Maturity Intermediation
In our example of the commercial bank, two things should be noted. First, the maturity of the deposits made by lenders at the commercial bank are typically short term. As explained later, banks have deposits that are payable upon demand or have a specific maturity date, but most are less than three years. Second, the maturity of the loans made by a commercial bank may be considerably longer than three years. Think about what would happen if commercial banks did not exist in a financial system. In this scenario, borrowers would have to either (1) borrow for a shorter to term in order to match the length of time lenders are willing to loan funds; or (2) locate lenders that are willing to invest for the length of the loan sought.
Now put commercial banks back into the financial system. By issuing its own financial claims, the commercial bank in essence transforms a longer-term asset into a shorter-term one by giving the borrower a loan for the length of time sought and the depositor (lender) a financial asset for the desired investment horizon.
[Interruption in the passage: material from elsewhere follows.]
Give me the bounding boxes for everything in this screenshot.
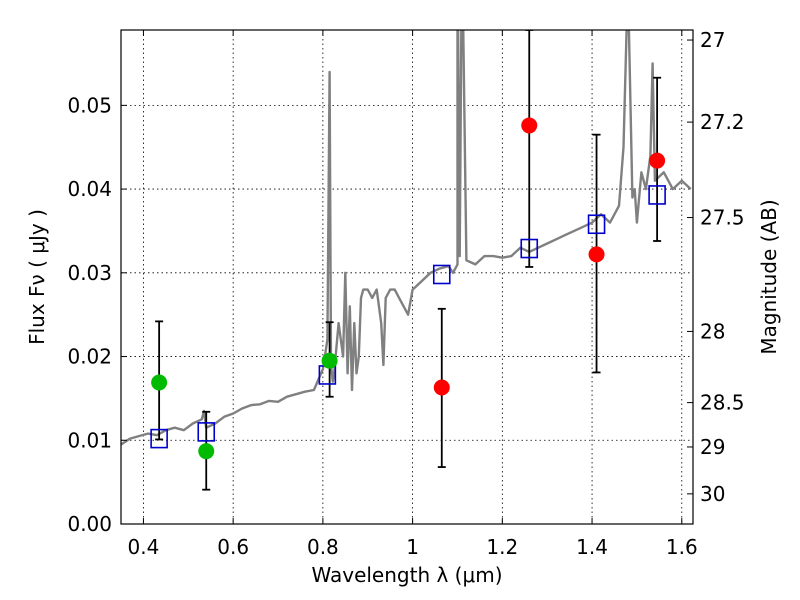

This function of a financial intermediary is called maturity intermediation.
The implications of maturity intermediation for financial systems are twofold. The first implication is that lenders/investors have more choices with respect to the maturity for the financial instruments in which they invest and borrowers have more alternatives for the length of their debt obligations. The second implication is that because investors are reluctant to commit funds for a long period of time, they require long-term borrowers to pay a higher interest rate than on short-term borrowing. However, a financial intermediary is willing to make longer-term loans, and at a lower cost to the borrower than an individual investor would because the financial intermediary can rely on successive funding sources over a long time period (although at some risk). For example, a depository institution can reasonably expect to have successive deposits to be able to fund a longer-term investment. As a result, the cost of longer-term borrowing is likely to be reduced in an economy with financial intermediaries.